The third feature of Sufi healing which I want to discuss at last is that of channeling the healing power in and through our beings. The Will and Compassion of God as the Power and Love of God are the two divine forces that take on angelic forms to communicate to the Healer the ability to conduct healing. Wood is a good conductor of heat. Similarly angelic forces which originate and have their being in the supernal divine light are efficient transmitters of light frequencies to the human souls open and conducive to their reception. Our soul reality is light and if we can make it conscious in us, it becomes a powerful attractor of the transmission of higher light frequencies that are operating within the positive field of Divine Love, Harmony and Beauty.
Gabriel becomes present in the Healer’s consciousness as Divine Will and Power. Michael emerges as Divine Love and Compassion. The two open up the spiritual circuitry between our conscious and supraconscious degrees of being, making us the locus for the appearance of Raphael, the third angelic force charged with integrating divine compassion and power to produce a benevolent cure. The Breath of the All‑Merciful, al‑Nafas ar Rahman, is the channel of all healing grace.
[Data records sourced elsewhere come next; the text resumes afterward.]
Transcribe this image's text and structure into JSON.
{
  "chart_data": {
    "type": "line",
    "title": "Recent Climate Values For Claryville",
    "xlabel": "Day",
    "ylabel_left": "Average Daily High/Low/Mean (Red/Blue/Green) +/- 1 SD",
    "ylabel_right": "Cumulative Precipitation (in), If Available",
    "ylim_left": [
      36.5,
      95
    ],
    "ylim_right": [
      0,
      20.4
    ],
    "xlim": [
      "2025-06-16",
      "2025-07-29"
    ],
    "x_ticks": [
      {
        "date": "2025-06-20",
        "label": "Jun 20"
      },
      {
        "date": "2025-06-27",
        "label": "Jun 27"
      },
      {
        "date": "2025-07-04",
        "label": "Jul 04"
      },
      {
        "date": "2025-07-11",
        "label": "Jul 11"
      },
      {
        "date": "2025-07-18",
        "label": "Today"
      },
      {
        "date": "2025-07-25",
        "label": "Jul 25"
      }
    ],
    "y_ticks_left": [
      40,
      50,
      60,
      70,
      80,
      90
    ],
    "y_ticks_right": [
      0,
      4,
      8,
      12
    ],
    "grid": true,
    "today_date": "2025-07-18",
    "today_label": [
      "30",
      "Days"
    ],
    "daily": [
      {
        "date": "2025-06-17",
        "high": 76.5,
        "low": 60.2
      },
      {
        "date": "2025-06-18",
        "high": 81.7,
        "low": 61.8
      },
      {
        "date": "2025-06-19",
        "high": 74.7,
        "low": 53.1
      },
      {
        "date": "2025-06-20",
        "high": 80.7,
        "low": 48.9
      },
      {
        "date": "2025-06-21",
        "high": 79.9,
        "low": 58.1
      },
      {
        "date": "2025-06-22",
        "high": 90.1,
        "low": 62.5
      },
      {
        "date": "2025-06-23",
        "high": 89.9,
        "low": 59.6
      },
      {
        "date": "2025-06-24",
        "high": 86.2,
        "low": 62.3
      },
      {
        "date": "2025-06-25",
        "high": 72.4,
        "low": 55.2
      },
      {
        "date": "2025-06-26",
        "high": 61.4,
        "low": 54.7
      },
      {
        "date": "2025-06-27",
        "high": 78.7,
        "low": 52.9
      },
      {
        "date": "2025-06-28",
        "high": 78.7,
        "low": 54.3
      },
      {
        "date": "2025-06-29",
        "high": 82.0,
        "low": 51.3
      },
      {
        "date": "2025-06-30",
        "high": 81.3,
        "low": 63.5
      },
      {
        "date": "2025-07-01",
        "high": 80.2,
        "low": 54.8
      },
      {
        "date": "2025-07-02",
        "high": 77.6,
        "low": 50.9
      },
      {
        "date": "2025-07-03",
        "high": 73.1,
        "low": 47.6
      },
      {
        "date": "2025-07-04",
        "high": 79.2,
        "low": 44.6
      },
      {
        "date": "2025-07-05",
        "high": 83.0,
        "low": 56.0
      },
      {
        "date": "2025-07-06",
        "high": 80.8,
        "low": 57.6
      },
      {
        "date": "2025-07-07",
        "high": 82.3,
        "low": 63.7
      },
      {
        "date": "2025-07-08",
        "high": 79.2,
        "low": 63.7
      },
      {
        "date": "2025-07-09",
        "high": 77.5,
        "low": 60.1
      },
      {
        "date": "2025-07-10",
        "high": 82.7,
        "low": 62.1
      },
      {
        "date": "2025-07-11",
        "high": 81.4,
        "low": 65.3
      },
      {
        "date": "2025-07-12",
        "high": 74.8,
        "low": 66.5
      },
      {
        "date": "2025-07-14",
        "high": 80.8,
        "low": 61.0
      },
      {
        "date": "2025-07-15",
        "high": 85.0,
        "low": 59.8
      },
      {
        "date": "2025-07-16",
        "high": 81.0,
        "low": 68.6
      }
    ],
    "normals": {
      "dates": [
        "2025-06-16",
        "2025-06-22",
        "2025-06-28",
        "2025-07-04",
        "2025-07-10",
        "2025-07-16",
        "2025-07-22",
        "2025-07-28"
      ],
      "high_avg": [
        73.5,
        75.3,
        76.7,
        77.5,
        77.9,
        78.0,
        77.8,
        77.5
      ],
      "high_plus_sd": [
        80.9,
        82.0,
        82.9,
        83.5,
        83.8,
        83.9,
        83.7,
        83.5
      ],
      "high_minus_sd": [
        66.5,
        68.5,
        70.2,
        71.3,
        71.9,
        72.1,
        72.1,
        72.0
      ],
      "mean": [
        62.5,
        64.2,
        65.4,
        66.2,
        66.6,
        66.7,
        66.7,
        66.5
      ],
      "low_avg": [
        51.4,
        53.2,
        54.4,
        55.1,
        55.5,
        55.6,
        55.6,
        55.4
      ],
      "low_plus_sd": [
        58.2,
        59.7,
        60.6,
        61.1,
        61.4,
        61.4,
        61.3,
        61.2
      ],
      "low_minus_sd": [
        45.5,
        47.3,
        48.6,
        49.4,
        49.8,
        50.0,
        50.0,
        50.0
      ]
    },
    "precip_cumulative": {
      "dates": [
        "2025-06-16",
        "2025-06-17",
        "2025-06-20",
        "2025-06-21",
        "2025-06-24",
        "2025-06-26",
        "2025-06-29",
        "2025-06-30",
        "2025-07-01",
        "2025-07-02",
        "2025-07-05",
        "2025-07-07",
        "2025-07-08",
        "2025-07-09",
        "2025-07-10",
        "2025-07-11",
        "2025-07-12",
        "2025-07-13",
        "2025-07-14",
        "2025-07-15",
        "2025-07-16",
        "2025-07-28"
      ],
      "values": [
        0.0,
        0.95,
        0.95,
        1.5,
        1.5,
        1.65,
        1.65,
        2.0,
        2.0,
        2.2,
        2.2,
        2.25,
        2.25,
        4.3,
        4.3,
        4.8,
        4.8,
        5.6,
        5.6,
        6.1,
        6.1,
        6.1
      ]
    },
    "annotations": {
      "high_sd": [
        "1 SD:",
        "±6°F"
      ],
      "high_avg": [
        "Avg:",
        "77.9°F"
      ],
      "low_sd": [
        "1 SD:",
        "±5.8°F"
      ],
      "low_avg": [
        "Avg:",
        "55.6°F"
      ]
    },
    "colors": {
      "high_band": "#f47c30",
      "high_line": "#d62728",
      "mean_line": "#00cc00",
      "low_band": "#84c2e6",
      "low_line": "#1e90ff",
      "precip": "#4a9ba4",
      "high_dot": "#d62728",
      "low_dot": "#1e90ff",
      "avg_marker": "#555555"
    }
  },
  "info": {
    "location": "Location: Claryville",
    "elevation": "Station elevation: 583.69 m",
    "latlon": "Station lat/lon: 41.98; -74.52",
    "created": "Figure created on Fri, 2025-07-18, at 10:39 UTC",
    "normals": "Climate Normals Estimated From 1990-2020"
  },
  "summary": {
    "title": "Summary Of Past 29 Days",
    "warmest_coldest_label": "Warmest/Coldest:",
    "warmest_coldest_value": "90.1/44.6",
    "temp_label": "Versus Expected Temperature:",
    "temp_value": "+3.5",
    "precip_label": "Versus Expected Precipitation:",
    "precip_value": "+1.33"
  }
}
The Divine Breath of Compassion brings to the Sufi Healer the inspiration which is the in‑blowing of Divine Magnetism that subsequently travels on the breathing current of the healer to reach the one seeking a cure.
In conclusion we may say that Sufi Healing is based on the firm premise of faith in a Supreme Healing Power ie the Divine Being, which rides as an active current on the magnetised breath of the Healer and manifests as tongues of angelic flames of higher consciousness, leaping out of the healer’s glance, breath and touch to spiritually alter the subatomic disruption in the patient’s harmony of soul‑being.